Feeding Your Container Plants
Another consideration when you’re growing plants and containers, they will need to be fed more often. When the water drains out the hole of the container, it’s taking a lot of nutrients with it, and we need to add those nutrients back in. Compost-rich potting soil will provide some nutrients for the first few weeks, and then after that, I like to use a water-soluble organic fertilizer like fish emulsion or liquid seaweed or a combination of both.

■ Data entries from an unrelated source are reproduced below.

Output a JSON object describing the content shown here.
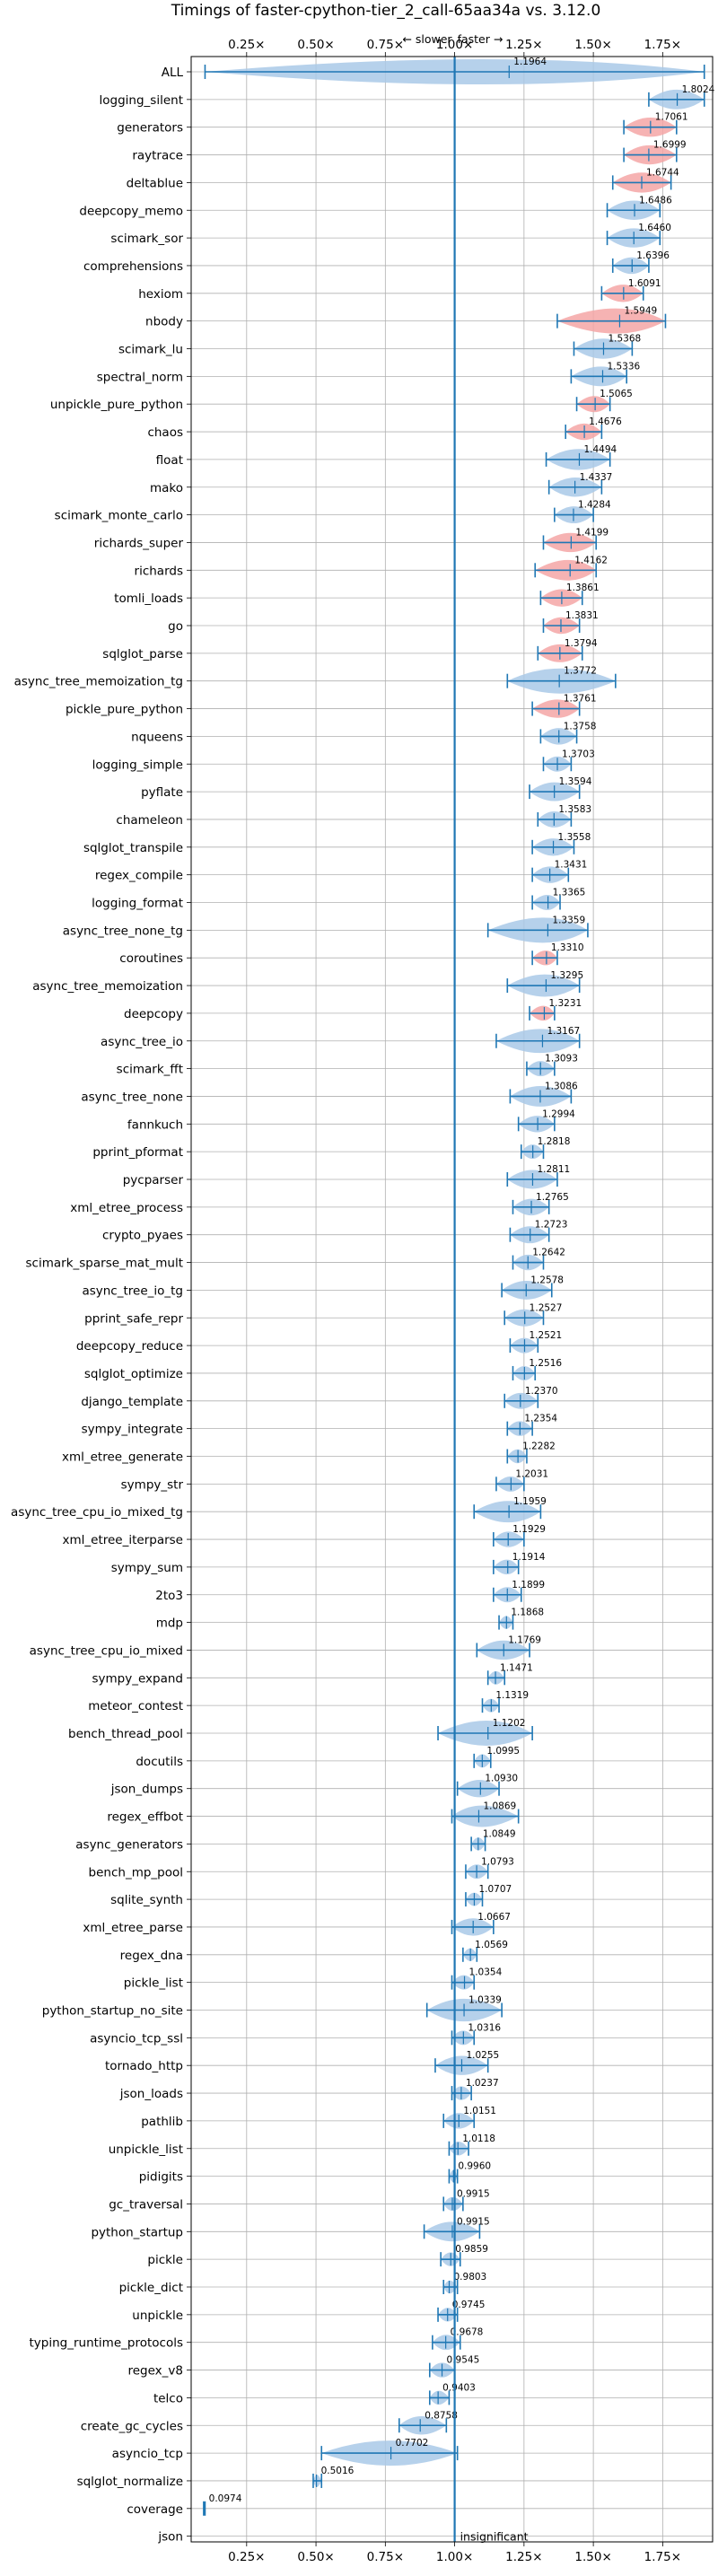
{
  "chart_data": {
    "type": "violin",
    "title": "Timings of faster-cpython-tier_2_call-65aa34a vs. 3.12.0",
    "xlim": [
      0.05,
      1.93
    ],
    "xticks": [
      "0.25×",
      "0.50×",
      "0.75×",
      "1.00×",
      "1.25×",
      "1.50×",
      "1.75×"
    ],
    "xtick_values": [
      0.25,
      0.5,
      0.75,
      1.0,
      1.25,
      1.5,
      1.75
    ],
    "slower_label": "← slower",
    "faster_label": "faster →",
    "reference_line": 1.0,
    "insignificant_label": "insignificant",
    "grid": true,
    "colors": {
      "faster": "#5b9bd5",
      "faster_fill": "#a9c9e8",
      "slower_fill": "#f4a6a6",
      "line": "#1f77b4"
    },
    "benchmarks": [
      {
        "name": "ALL",
        "value": 1.1964,
        "min": 0.1,
        "max": 1.9,
        "label": "1.1964"
      },
      {
        "name": "logging_silent",
        "value": 1.8024,
        "min": 1.7,
        "max": 1.9,
        "label": "1.8024"
      },
      {
        "name": "generators",
        "value": 1.7061,
        "min": 1.61,
        "max": 1.8,
        "label": "1.7061",
        "slow": true
      },
      {
        "name": "raytrace",
        "value": 1.6999,
        "min": 1.61,
        "max": 1.8,
        "label": "1.6999",
        "slow": true
      },
      {
        "name": "deltablue",
        "value": 1.6744,
        "min": 1.57,
        "max": 1.78,
        "label": "1.6744",
        "slow": true
      },
      {
        "name": "deepcopy_memo",
        "value": 1.6486,
        "min": 1.55,
        "max": 1.74,
        "label": "1.6486"
      },
      {
        "name": "scimark_sor",
        "value": 1.646,
        "min": 1.55,
        "max": 1.74,
        "label": "1.6460"
      },
      {
        "name": "comprehensions",
        "value": 1.6396,
        "min": 1.57,
        "max": 1.7,
        "label": "1.6396"
      },
      {
        "name": "hexiom",
        "value": 1.6091,
        "min": 1.53,
        "max": 1.68,
        "label": "1.6091",
        "slow": true
      },
      {
        "name": "nbody",
        "value": 1.5949,
        "min": 1.37,
        "max": 1.76,
        "label": "1.5949",
        "slow": true
      },
      {
        "name": "scimark_lu",
        "value": 1.5368,
        "min": 1.43,
        "max": 1.64,
        "label": "1.5368"
      },
      {
        "name": "spectral_norm",
        "value": 1.5336,
        "min": 1.42,
        "max": 1.62,
        "label": "1.5336"
      },
      {
        "name": "unpickle_pure_python",
        "value": 1.5065,
        "min": 1.44,
        "max": 1.56,
        "label": "1.5065",
        "slow": true
      },
      {
        "name": "chaos",
        "value": 1.4676,
        "min": 1.4,
        "max": 1.53,
        "label": "1.4676",
        "slow": true
      },
      {
        "name": "float",
        "value": 1.4494,
        "min": 1.33,
        "max": 1.56,
        "label": "1.4494"
      },
      {
        "name": "mako",
        "value": 1.4337,
        "min": 1.34,
        "max": 1.53,
        "label": "1.4337"
      },
      {
        "name": "scimark_monte_carlo",
        "value": 1.4284,
        "min": 1.36,
        "max": 1.5,
        "label": "1.4284"
      },
      {
        "name": "richards_super",
        "value": 1.4199,
        "min": 1.32,
        "max": 1.51,
        "label": "1.4199",
        "slow": true
      },
      {
        "name": "richards",
        "value": 1.4162,
        "min": 1.29,
        "max": 1.51,
        "label": "1.4162",
        "slow": true
      },
      {
        "name": "tomli_loads",
        "value": 1.3861,
        "min": 1.31,
        "max": 1.46,
        "label": "1.3861",
        "slow": true
      },
      {
        "name": "go",
        "value": 1.3831,
        "min": 1.32,
        "max": 1.45,
        "label": "1.3831",
        "slow": true
      },
      {
        "name": "sqlglot_parse",
        "value": 1.3794,
        "min": 1.3,
        "max": 1.46,
        "label": "1.3794",
        "slow": true
      },
      {
        "name": "async_tree_memoization_tg",
        "value": 1.3772,
        "min": 1.19,
        "max": 1.58,
        "label": "1.3772"
      },
      {
        "name": "pickle_pure_python",
        "value": 1.3761,
        "min": 1.28,
        "max": 1.45,
        "label": "1.3761",
        "slow": true
      },
      {
        "name": "nqueens",
        "value": 1.3758,
        "min": 1.31,
        "max": 1.44,
        "label": "1.3758"
      },
      {
        "name": "logging_simple",
        "value": 1.3703,
        "min": 1.32,
        "max": 1.42,
        "label": "1.3703"
      },
      {
        "name": "pyflate",
        "value": 1.3594,
        "min": 1.27,
        "max": 1.45,
        "label": "1.3594"
      },
      {
        "name": "chameleon",
        "value": 1.3583,
        "min": 1.3,
        "max": 1.42,
        "label": "1.3583"
      },
      {
        "name": "sqlglot_transpile",
        "value": 1.3558,
        "min": 1.28,
        "max": 1.43,
        "label": "1.3558"
      },
      {
        "name": "regex_compile",
        "value": 1.3431,
        "min": 1.28,
        "max": 1.41,
        "label": "1.3431"
      },
      {
        "name": "logging_format",
        "value": 1.3365,
        "min": 1.28,
        "max": 1.38,
        "label": "1.3365"
      },
      {
        "name": "async_tree_none_tg",
        "value": 1.3359,
        "min": 1.12,
        "max": 1.48,
        "label": "1.3359"
      },
      {
        "name": "coroutines",
        "value": 1.331,
        "min": 1.28,
        "max": 1.37,
        "label": "1.3310",
        "slow": true
      },
      {
        "name": "async_tree_memoization",
        "value": 1.3295,
        "min": 1.19,
        "max": 1.45,
        "label": "1.3295"
      },
      {
        "name": "deepcopy",
        "value": 1.3231,
        "min": 1.27,
        "max": 1.36,
        "label": "1.3231",
        "slow": true
      },
      {
        "name": "async_tree_io",
        "value": 1.3167,
        "min": 1.15,
        "max": 1.45,
        "label": "1.3167"
      },
      {
        "name": "scimark_fft",
        "value": 1.3093,
        "min": 1.26,
        "max": 1.36,
        "label": "1.3093"
      },
      {
        "name": "async_tree_none",
        "value": 1.3086,
        "min": 1.2,
        "max": 1.42,
        "label": "1.3086"
      },
      {
        "name": "fannkuch",
        "value": 1.2994,
        "min": 1.23,
        "max": 1.36,
        "label": "1.2994"
      },
      {
        "name": "pprint_pformat",
        "value": 1.2818,
        "min": 1.24,
        "max": 1.32,
        "label": "1.2818"
      },
      {
        "name": "pycparser",
        "value": 1.2811,
        "min": 1.19,
        "max": 1.37,
        "label": "1.2811"
      },
      {
        "name": "xml_etree_process",
        "value": 1.2765,
        "min": 1.21,
        "max": 1.34,
        "label": "1.2765"
      },
      {
        "name": "crypto_pyaes",
        "value": 1.2723,
        "min": 1.2,
        "max": 1.34,
        "label": "1.2723"
      },
      {
        "name": "scimark_sparse_mat_mult",
        "value": 1.2642,
        "min": 1.21,
        "max": 1.32,
        "label": "1.2642"
      },
      {
        "name": "async_tree_io_tg",
        "value": 1.2578,
        "min": 1.17,
        "max": 1.35,
        "label": "1.2578"
      },
      {
        "name": "pprint_safe_repr",
        "value": 1.2527,
        "min": 1.18,
        "max": 1.32,
        "label": "1.2527"
      },
      {
        "name": "deepcopy_reduce",
        "value": 1.2521,
        "min": 1.2,
        "max": 1.3,
        "label": "1.2521"
      },
      {
        "name": "sqlglot_optimize",
        "value": 1.2516,
        "min": 1.21,
        "max": 1.29,
        "label": "1.2516"
      },
      {
        "name": "django_template",
        "value": 1.237,
        "min": 1.18,
        "max": 1.3,
        "label": "1.2370"
      },
      {
        "name": "sympy_integrate",
        "value": 1.2354,
        "min": 1.19,
        "max": 1.28,
        "label": "1.2354"
      },
      {
        "name": "xml_etree_generate",
        "value": 1.2282,
        "min": 1.19,
        "max": 1.26,
        "label": "1.2282"
      },
      {
        "name": "sympy_str",
        "value": 1.2031,
        "min": 1.15,
        "max": 1.25,
        "label": "1.2031"
      },
      {
        "name": "async_tree_cpu_io_mixed_tg",
        "value": 1.1959,
        "min": 1.07,
        "max": 1.31,
        "label": "1.1959"
      },
      {
        "name": "xml_etree_iterparse",
        "value": 1.1929,
        "min": 1.14,
        "max": 1.25,
        "label": "1.1929"
      },
      {
        "name": "sympy_sum",
        "value": 1.1914,
        "min": 1.14,
        "max": 1.23,
        "label": "1.1914"
      },
      {
        "name": "2to3",
        "value": 1.1899,
        "min": 1.14,
        "max": 1.24,
        "label": "1.1899"
      },
      {
        "name": "mdp",
        "value": 1.1868,
        "min": 1.16,
        "max": 1.21,
        "label": "1.1868"
      },
      {
        "name": "async_tree_cpu_io_mixed",
        "value": 1.1769,
        "min": 1.08,
        "max": 1.27,
        "label": "1.1769"
      },
      {
        "name": "sympy_expand",
        "value": 1.1471,
        "min": 1.12,
        "max": 1.18,
        "label": "1.1471"
      },
      {
        "name": "meteor_contest",
        "value": 1.1319,
        "min": 1.1,
        "max": 1.16,
        "label": "1.1319"
      },
      {
        "name": "bench_thread_pool",
        "value": 1.1202,
        "min": 0.94,
        "max": 1.28,
        "label": "1.1202"
      },
      {
        "name": "docutils",
        "value": 1.0995,
        "min": 1.07,
        "max": 1.13,
        "label": "1.0995"
      },
      {
        "name": "json_dumps",
        "value": 1.093,
        "min": 1.01,
        "max": 1.16,
        "label": "1.0930"
      },
      {
        "name": "regex_effbot",
        "value": 1.0869,
        "min": 0.99,
        "max": 1.23,
        "label": "1.0869"
      },
      {
        "name": "async_generators",
        "value": 1.0849,
        "min": 1.06,
        "max": 1.11,
        "label": "1.0849"
      },
      {
        "name": "bench_mp_pool",
        "value": 1.0793,
        "min": 1.04,
        "max": 1.12,
        "label": "1.0793"
      },
      {
        "name": "sqlite_synth",
        "value": 1.0707,
        "min": 1.04,
        "max": 1.1,
        "label": "1.0707"
      },
      {
        "name": "xml_etree_parse",
        "value": 1.0667,
        "min": 0.99,
        "max": 1.14,
        "label": "1.0667"
      },
      {
        "name": "regex_dna",
        "value": 1.0569,
        "min": 1.03,
        "max": 1.08,
        "label": "1.0569"
      },
      {
        "name": "pickle_list",
        "value": 1.0354,
        "min": 0.99,
        "max": 1.07,
        "label": "1.0354"
      },
      {
        "name": "python_startup_no_site",
        "value": 1.0339,
        "min": 0.9,
        "max": 1.17,
        "label": "1.0339"
      },
      {
        "name": "asyncio_tcp_ssl",
        "value": 1.0316,
        "min": 0.99,
        "max": 1.07,
        "label": "1.0316"
      },
      {
        "name": "tornado_http",
        "value": 1.0255,
        "min": 0.93,
        "max": 1.12,
        "label": "1.0255"
      },
      {
        "name": "json_loads",
        "value": 1.0237,
        "min": 0.99,
        "max": 1.06,
        "label": "1.0237"
      },
      {
        "name": "pathlib",
        "value": 1.0151,
        "min": 0.96,
        "max": 1.07,
        "label": "1.0151"
      },
      {
        "name": "unpickle_list",
        "value": 1.0118,
        "min": 0.98,
        "max": 1.05,
        "label": "1.0118"
      },
      {
        "name": "pidigits",
        "value": 0.996,
        "min": 0.98,
        "max": 1.01,
        "label": "0.9960"
      },
      {
        "name": "gc_traversal",
        "value": 0.9915,
        "min": 0.96,
        "max": 1.03,
        "label": "0.9915"
      },
      {
        "name": "python_startup",
        "value": 0.9915,
        "min": 0.89,
        "max": 1.09,
        "label": "0.9915"
      },
      {
        "name": "pickle",
        "value": 0.9859,
        "min": 0.95,
        "max": 1.02,
        "label": "0.9859"
      },
      {
        "name": "pickle_dict",
        "value": 0.9803,
        "min": 0.96,
        "max": 1.01,
        "label": "0.9803"
      },
      {
        "name": "unpickle",
        "value": 0.9745,
        "min": 0.94,
        "max": 1.01,
        "label": "0.9745"
      },
      {
        "name": "typing_runtime_protocols",
        "value": 0.9678,
        "min": 0.92,
        "max": 1.02,
        "label": "0.9678"
      },
      {
        "name": "regex_v8",
        "value": 0.9545,
        "min": 0.91,
        "max": 1.0,
        "label": "0.9545"
      },
      {
        "name": "telco",
        "value": 0.9403,
        "min": 0.91,
        "max": 0.98,
        "label": "0.9403"
      },
      {
        "name": "create_gc_cycles",
        "value": 0.8758,
        "min": 0.8,
        "max": 0.97,
        "label": "0.8758"
      },
      {
        "name": "asyncio_tcp",
        "value": 0.7702,
        "min": 0.52,
        "max": 1.01,
        "label": "0.7702"
      },
      {
        "name": "sqlglot_normalize",
        "value": 0.5016,
        "min": 0.49,
        "max": 0.52,
        "label": "0.5016"
      },
      {
        "name": "coverage",
        "value": 0.0974,
        "min": 0.095,
        "max": 0.1,
        "label": "0.0974"
      },
      {
        "name": "json",
        "value": null,
        "label": "",
        "insignificant": true
      }
    ]
  }
}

Follow the dilution instructions and use it as a soil drench on your container plants. It’s important to spend some time in your garden every day. Make it a habit to spend a few minutes looking at your plants. Check that your plants’ water needs are getting met. Check the undersides of leaves for pests. Spending time in your garden helps you catch problems when they’re small.
When you spend time in your garden, you’ll notice the little things like new growth and new blossoms forming. The next step in container gardening tips is to harvest what you’re growing. Learn about the plants that you’re growing and find out the ideal time to harvest that particular crop.
Harvesting and Learning from Your Garden
Typically, the best time to pick is when the crops are young and tender. Cooking often encourages the plant to keep producing more of whatever it is they’re growing. Fruit and vegetables left too long on the plant often become woody and fibrous and don’t taste as good. Harvest and eat what you’re growing in your garden.
Finally, the last step is to learn from your experience. Gardening can take a lifetime to learn. Each time you grow something, you will learn a little bit more. Take notes about when you planted, what you planted, and how it did. Documenting your journey helps you learn. Mistakes are often the best teacher.
Starting a garden can feel overwhelming, but starting a garden in containers can be simple. Find a container and get planting. Thank you so much for reading these container gardening tips.